McKelvey made the necessary alterations to the property, installing wiring, plumbing, and other fixtures. He did this work apparently in May 1982 and began operating his business in June or July of that year. He paid rent until October of 1983, when Mrs. Terry informed him she had sold the property and he would have to move out by November 1. He did so and filed this suit on November 7. The complaint included four counts, which we take to state claims for unjust enrichment, implied contract, work and labor done, and fraudulent inducement to enter the lease and make the improvements.
The Terrys answered the complaint by admitting an oral contract but asserting that it was a month-to-month rental and that they refused to enter into a written lease because they wished to sell the property. The answer also raised the Statute of Frauds. In answer to a request for admissions, the Terrys admitted that they told McKelvey he could make alterations to the property but added that they told him he had to do so at his own expense. They denied that the improvements enhanced the value of the property.
The case went to trial on these contentions of the parties. The purchaser testified that the changes made by McKelvey diminished the value of the property rather than enhancing it. The trial court, after receiving written briefs from the parties, entered a judgment which included the following:
"[T]he evidence in this case shows that there was no lease, that the defendants repeatedly declined to sign a lease and in fact informed the plaintiff that the premises were for sale and that should a buyer present himself, the premises would be sold to anyone willing to pay the sale price asked by the defendants.
"The Court finds as a matter of fact and law from the evidence presented in this cause that there was no lease and that there is no equitable remedy available to the plaintiff for relief herein, and further, that the tenancy existing between the plaintiff and the defendants was one of a tenancy at will and that the only requirement of the defendants to regain the rented facility was to give thirty (30) days' notice to the plaintiff to vacate the premises."

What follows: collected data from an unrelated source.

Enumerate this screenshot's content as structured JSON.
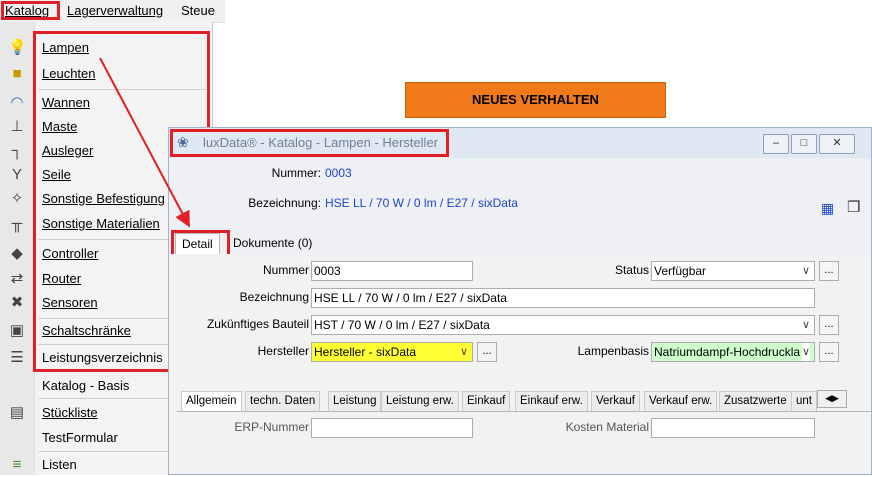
{
  "menubar": {
    "katalog": "Katalog",
    "lagerverwaltung": "Lagerverwaltung",
    "steuer": "Steue"
  },
  "menu": {
    "items": [
      {
        "label": "Lampen",
        "icon": "lamp-icon"
      },
      {
        "label": "Leuchten",
        "icon": "luminaire-icon"
      },
      {
        "label": "Wannen",
        "icon": "tub-icon"
      },
      {
        "label": "Maste",
        "icon": "mast-icon"
      },
      {
        "label": "Ausleger",
        "icon": "boom-icon"
      },
      {
        "label": "Seile",
        "icon": "rope-icon"
      },
      {
        "label": "Sonstige Befestigung",
        "icon": "mount-icon"
      },
      {
        "label": "Sonstige Materialien",
        "icon": "material-icon"
      },
      {
        "label": "Controller",
        "icon": "controller-icon"
      },
      {
        "label": "Router",
        "icon": "router-icon"
      },
      {
        "label": "Sensoren",
        "icon": "sensor-icon"
      },
      {
        "label": "Schaltschränke",
        "icon": "cabinet-icon"
      },
      {
        "label": "Leistungsverzeichnis",
        "icon": "list-icon"
      },
      {
        "label": "Katalog - Basis",
        "icon": ""
      },
      {
        "label": "Stückliste",
        "icon": "parts-icon"
      },
      {
        "label": "TestFormular",
        "icon": ""
      },
      {
        "label": "Listen",
        "icon": "lists-icon"
      }
    ]
  },
  "banner": "NEUES VERHALTEN",
  "window": {
    "title": "luxData® - Katalog - Lampen - Hersteller",
    "header": {
      "nummer_label": "Nummer:",
      "nummer_value": "0003",
      "bezeichnung_label": "Bezeichnung:",
      "bezeichnung_value": "HSE LL / 70 W / 0 lm / E27 / sixData"
    },
    "tabs": [
      "Detail",
      "Dokumente (0)"
    ],
    "form": {
      "nummer_label": "Nummer",
      "nummer_value": "0003",
      "status_label": "Status",
      "status_value": "Verfügbar",
      "bezeichnung_label": "Bezeichnung",
      "bezeichnung_value": "HSE LL / 70 W / 0 lm / E27 / sixData",
      "bauteil_label": "Zukünftiges Bauteil",
      "bauteil_value": "HST / 70 W / 0 lm / E27 / sixData",
      "hersteller_label": "Hersteller",
      "hersteller_value": "Hersteller - sixData",
      "lampenbasis_label": "Lampenbasis",
      "lampenbasis_value": "Natriumdampf-Hochdruckla",
      "ellipsis": "...",
      "erp_label": "ERP-Nummer",
      "kosten_label": "Kosten Material"
    },
    "lower_tabs": [
      "Allgemein",
      "techn. Daten",
      "Leistung",
      "Leistung erw.",
      "Einkauf",
      "Einkauf erw.",
      "Verkauf",
      "Verkauf erw.",
      "Zusatzwerte",
      "unt"
    ]
  },
  "colors": {
    "highlight": "#e01f26",
    "banner": "#f07a19",
    "value_blue": "#1c45c8",
    "hersteller_bg": "#ffff33",
    "lampenbasis_bg": "#ccffcc"
  }
}
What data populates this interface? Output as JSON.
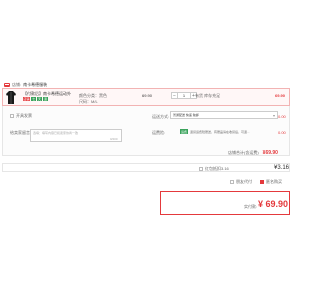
{
  "shop": {
    "label": "店铺:",
    "name": "南卡希德服装"
  },
  "item": {
    "title": "【付款后】南卡希德运动外套女春...",
    "badges": [
      "店铺",
      "七",
      "天",
      "退"
    ],
    "attrs": [
      "颜色分类：黑色",
      "尺码：M/L"
    ],
    "unit_price": "69.90",
    "quantity": "1",
    "minus": "−",
    "plus": "+",
    "stock": "有货 库存充足",
    "total": "69.90"
  },
  "options": {
    "invoice_label": "开具发票",
    "message_label": "给卖家留言:",
    "message_placeholder": "选填：填写内容已和卖家协商一致",
    "message_count": "0/200",
    "shipping_label": "运送方式:",
    "shipping_value": "普通配送 快递 免邮",
    "shipping_fee": "0.00",
    "service_label": "运费险:",
    "service_tag": "运费",
    "service_desc": "退货运费险赠送，有赠品请在收货后，可退...",
    "service_fee": "0.00",
    "subtotal_label": "店铺合计(含运费)",
    "subtotal_value": "¥69.90"
  },
  "coupon": {
    "label": "红包抵扣3.16",
    "value": "¥3.16"
  },
  "extras": {
    "anonymous": "匿名购买",
    "confirm": "朋友代付"
  },
  "pay": {
    "label": "实付款:",
    "amount": "¥ 69.90"
  },
  "colors": {
    "accent": "#e4393c",
    "green": "#3aa35c"
  }
}
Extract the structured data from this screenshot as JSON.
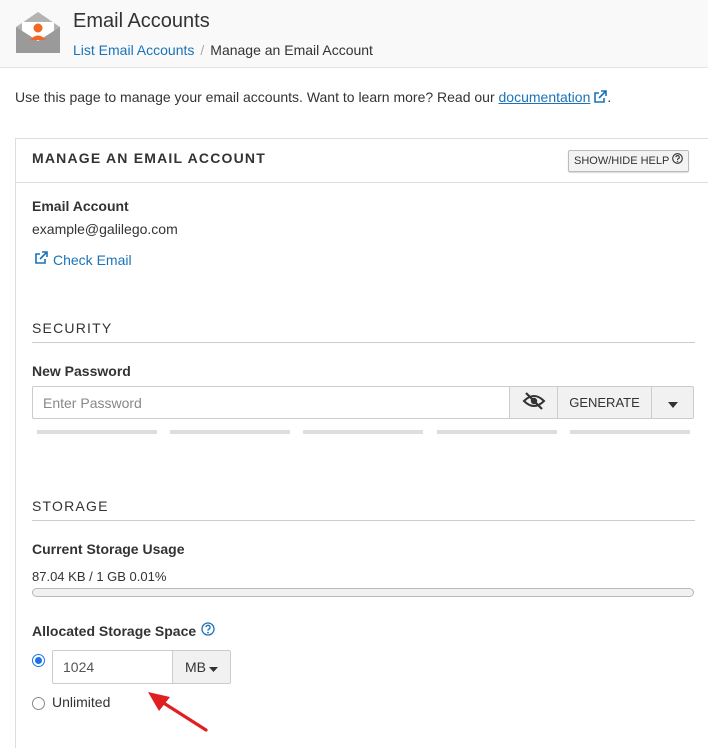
{
  "header": {
    "title": "Email Accounts",
    "breadcrumb": {
      "parent": "List Email Accounts",
      "separator": "/",
      "current": "Manage an Email Account"
    }
  },
  "intro": {
    "text": "Use this page to manage your email accounts. Want to learn more? Read our ",
    "link": "documentation",
    "suffix": "."
  },
  "panel": {
    "title": "MANAGE AN EMAIL ACCOUNT",
    "help_button": "SHOW/HIDE HELP",
    "account": {
      "label": "Email Account",
      "value": "example@galilego.com",
      "check_email": "Check Email"
    },
    "security": {
      "heading": "SECURITY",
      "new_password_label": "New Password",
      "password_placeholder": "Enter Password",
      "generate_label": "GENERATE"
    },
    "storage": {
      "heading": "STORAGE",
      "usage_label": "Current Storage Usage",
      "usage_text": "87.04 KB / 1 GB 0.01%",
      "usage_percent": 0.01,
      "allocated_label": "Allocated Storage Space",
      "quota_value": "1024",
      "unit": "MB",
      "unlimited_label": "Unlimited",
      "selected_option": "quota"
    }
  },
  "colors": {
    "link": "#1a73b8",
    "radio": "#1a73e8",
    "annotation_arrow": "#e02020",
    "brand_orange": "#f26722"
  }
}
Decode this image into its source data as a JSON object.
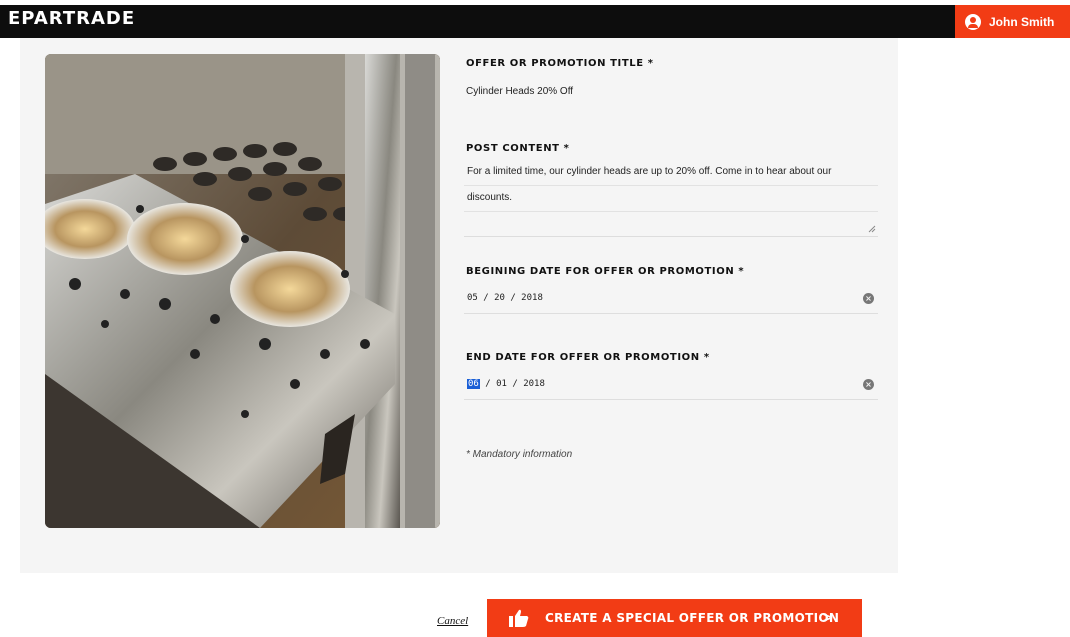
{
  "header": {
    "logo": "EPARTRADE",
    "user_name": "John Smith",
    "icons": {
      "user": "user-circle-icon"
    },
    "colors": {
      "bar": "#0d0d0d",
      "accent": "#f23c15"
    }
  },
  "form": {
    "title_label": "OFFER OR PROMOTION TITLE *",
    "title_value": "Cylinder Heads 20% Off",
    "content_label": "POST CONTENT *",
    "content_line1": "For a limited time, our cylinder heads are up to 20% off. Come in to hear about our",
    "content_line2": "discounts.",
    "begin_label": "BEGINING DATE FOR OFFER OR PROMOTION *",
    "begin_date": "05 / 20 / 2018",
    "end_label": "END DATE FOR OFFER OR PROMOTION *",
    "end_date_month": "06",
    "end_date_rest": "/ 01 / 2018",
    "mandatory_note": "* Mandatory information"
  },
  "footer": {
    "cancel_label": "Cancel",
    "cta_label": "CREATE A SPECIAL OFFER OR PROMOTION",
    "cta_chevron": ">",
    "icons": {
      "cta": "thumbs-up-icon",
      "chevron": "chevron-right-icon"
    }
  }
}
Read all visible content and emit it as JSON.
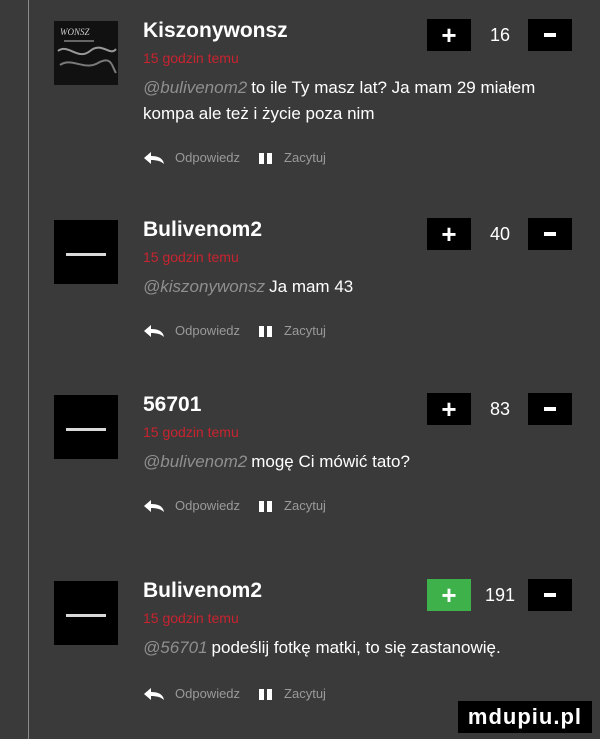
{
  "comments": [
    {
      "author": "Kiszonywonsz",
      "time": "15 godzin temu",
      "mention": "@bulivenom2",
      "text": "to ile Ty masz lat? Ja mam 29 miałem kompa ale też i życie poza nim",
      "score": "16",
      "upvoted": false,
      "avatar": "art"
    },
    {
      "author": "Bulivenom2",
      "time": "15 godzin temu",
      "mention": "@kiszonywonsz",
      "text": "Ja mam 43",
      "score": "40",
      "upvoted": false,
      "avatar": "black"
    },
    {
      "author": "56701",
      "time": "15 godzin temu",
      "mention": "@bulivenom2",
      "text": "mogę Ci mówić tato?",
      "score": "83",
      "upvoted": false,
      "avatar": "black"
    },
    {
      "author": "Bulivenom2",
      "time": "15 godzin temu",
      "mention": "@56701",
      "text": "podeślij fotkę matki, to się zastanowię.",
      "score": "191",
      "upvoted": true,
      "avatar": "black"
    }
  ],
  "labels": {
    "reply": "Odpowiedz",
    "quote": "Zacytuj",
    "plus": "+"
  },
  "avatar_art_text": "WONSZ",
  "watermark": "mdupiu.pl",
  "colors": {
    "background": "#3a3a3a",
    "time_red": "#c8242f",
    "upvote_active": "#3fb14a",
    "mention_grey": "#8f8f8f"
  }
}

Because the trial judge found there was no lease, we need not consider what effect the Statute of Frauds might have had if there had been a lease. The factual dispute as to whether the rental arrangement was to last until McKelvey could recover his investment, approximately five years, or was simply a tenancy at will, was resolved in favor of the owners. "Where the end of the term is indefinite and uncertain there is no valid lease for a term of years, but an estate at will is thereby created."Industrial Machinery, Inc. v. Creative Displays, Inc.,
The evidence was presented ore tenus and was conflicting. The trial court's findings of fact, where supported by credible evidence, are imparted a presumption of correctness. Chism v.Hicks,
AFFIRMED.
TORBERT, C.J., and FAULKNER, EMBRY and ADAMS, JJ., concur.